Use this metadata to power Langfuse filters, scoped metrics, or custom routing.

Best Practices

  • Global observability? Mount a single '*' listener that forwards events to your logging/metrics pipeline. Use module metadata to fan out to feature-specific sinks.
  • Tight modules? Prefer the per-module subscribe DSL so subscriptions live with the logic they instrument.
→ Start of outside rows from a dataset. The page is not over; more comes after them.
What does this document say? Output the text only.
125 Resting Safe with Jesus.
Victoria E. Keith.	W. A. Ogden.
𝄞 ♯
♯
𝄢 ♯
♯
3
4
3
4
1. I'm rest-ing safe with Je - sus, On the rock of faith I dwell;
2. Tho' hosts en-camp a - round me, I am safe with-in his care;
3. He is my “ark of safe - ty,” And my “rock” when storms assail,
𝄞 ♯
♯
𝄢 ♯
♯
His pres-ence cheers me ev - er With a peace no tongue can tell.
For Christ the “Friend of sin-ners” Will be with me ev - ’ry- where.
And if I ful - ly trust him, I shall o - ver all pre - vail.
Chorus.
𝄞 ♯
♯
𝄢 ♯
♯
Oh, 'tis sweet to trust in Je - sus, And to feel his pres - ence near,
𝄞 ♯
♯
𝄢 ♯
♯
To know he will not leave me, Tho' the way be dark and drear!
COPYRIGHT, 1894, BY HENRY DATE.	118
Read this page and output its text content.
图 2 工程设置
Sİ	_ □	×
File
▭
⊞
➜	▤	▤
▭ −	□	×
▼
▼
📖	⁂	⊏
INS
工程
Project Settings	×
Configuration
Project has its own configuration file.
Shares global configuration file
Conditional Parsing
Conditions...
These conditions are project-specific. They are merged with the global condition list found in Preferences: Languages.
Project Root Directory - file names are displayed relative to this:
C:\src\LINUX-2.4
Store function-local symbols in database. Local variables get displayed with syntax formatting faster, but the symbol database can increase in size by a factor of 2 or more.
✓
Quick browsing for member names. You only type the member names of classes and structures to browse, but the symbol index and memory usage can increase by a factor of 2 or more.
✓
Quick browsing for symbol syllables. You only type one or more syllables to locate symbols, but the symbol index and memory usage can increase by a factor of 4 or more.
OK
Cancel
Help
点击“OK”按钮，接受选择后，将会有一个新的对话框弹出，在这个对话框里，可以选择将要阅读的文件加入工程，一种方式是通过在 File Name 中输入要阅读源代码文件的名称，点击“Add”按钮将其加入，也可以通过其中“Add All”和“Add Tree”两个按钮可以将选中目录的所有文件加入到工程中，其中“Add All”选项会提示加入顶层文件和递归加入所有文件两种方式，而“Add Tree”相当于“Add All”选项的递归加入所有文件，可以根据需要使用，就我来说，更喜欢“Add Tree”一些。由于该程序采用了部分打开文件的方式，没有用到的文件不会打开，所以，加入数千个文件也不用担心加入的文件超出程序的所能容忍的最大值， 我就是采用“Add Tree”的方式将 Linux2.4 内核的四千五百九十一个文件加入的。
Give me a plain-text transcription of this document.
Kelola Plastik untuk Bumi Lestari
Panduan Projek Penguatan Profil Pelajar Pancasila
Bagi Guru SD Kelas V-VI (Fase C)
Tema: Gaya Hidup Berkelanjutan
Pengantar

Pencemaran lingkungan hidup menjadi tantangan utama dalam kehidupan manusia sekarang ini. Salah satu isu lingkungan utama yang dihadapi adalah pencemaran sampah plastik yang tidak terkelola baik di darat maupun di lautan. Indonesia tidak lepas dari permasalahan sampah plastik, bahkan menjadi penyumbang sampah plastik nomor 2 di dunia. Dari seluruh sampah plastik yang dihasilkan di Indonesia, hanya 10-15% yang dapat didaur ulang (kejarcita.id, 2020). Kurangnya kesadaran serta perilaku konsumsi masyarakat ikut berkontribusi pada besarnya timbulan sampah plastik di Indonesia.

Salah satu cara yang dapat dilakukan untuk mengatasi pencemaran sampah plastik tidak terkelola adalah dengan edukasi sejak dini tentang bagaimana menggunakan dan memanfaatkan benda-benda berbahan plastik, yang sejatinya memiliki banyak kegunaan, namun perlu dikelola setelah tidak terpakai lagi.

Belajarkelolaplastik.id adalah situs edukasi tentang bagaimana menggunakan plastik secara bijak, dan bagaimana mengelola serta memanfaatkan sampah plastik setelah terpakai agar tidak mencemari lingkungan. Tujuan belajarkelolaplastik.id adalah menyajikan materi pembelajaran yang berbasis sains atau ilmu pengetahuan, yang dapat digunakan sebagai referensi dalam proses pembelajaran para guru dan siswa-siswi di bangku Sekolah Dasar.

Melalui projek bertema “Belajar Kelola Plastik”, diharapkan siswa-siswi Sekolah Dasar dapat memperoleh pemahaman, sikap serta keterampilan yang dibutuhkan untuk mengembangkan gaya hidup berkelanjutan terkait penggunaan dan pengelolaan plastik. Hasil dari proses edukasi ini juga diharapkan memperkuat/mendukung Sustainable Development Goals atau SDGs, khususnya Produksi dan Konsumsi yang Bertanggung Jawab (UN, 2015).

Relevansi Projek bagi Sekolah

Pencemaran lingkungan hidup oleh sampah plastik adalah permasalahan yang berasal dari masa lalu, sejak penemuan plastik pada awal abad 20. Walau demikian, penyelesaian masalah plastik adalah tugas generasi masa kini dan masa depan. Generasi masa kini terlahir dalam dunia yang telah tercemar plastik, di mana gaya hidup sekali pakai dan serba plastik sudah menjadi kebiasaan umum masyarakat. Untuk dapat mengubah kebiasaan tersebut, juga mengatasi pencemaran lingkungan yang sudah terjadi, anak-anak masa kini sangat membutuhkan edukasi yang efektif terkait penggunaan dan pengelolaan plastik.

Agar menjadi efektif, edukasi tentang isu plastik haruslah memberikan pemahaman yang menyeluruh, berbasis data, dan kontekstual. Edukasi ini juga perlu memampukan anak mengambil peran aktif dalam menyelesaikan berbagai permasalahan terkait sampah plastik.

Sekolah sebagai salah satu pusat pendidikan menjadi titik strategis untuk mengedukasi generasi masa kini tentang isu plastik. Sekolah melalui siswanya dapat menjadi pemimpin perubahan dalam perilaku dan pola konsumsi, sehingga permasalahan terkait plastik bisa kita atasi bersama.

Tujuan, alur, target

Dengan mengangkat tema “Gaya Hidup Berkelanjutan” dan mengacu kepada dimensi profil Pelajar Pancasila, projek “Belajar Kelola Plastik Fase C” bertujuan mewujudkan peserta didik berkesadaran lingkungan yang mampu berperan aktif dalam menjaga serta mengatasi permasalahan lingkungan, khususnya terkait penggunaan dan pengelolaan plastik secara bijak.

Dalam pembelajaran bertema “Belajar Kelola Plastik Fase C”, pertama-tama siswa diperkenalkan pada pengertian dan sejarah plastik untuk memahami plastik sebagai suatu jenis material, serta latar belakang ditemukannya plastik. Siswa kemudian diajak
Call unsubscribe_module_events in teardown hooks (e.g., when a job finishes) to prevent leaks.
  • Testing: Clear global listeners in before/after blocks and assert on collected events. For module-scoped specs, instantiate the module and inspect registered_module_subscriptions.
  • Versioning: These APIs ship in the main dspy gem. Upgrading the gem automatically brings the event bus and module listener features into every sub-gem (dspy-code_act, dspy-o11y, etc.) because they depend on the core runtime.

With the event system in place you can observe anything—from token usage and Langfuse traces to custom domain signals—without scattering instrumentation across your agents.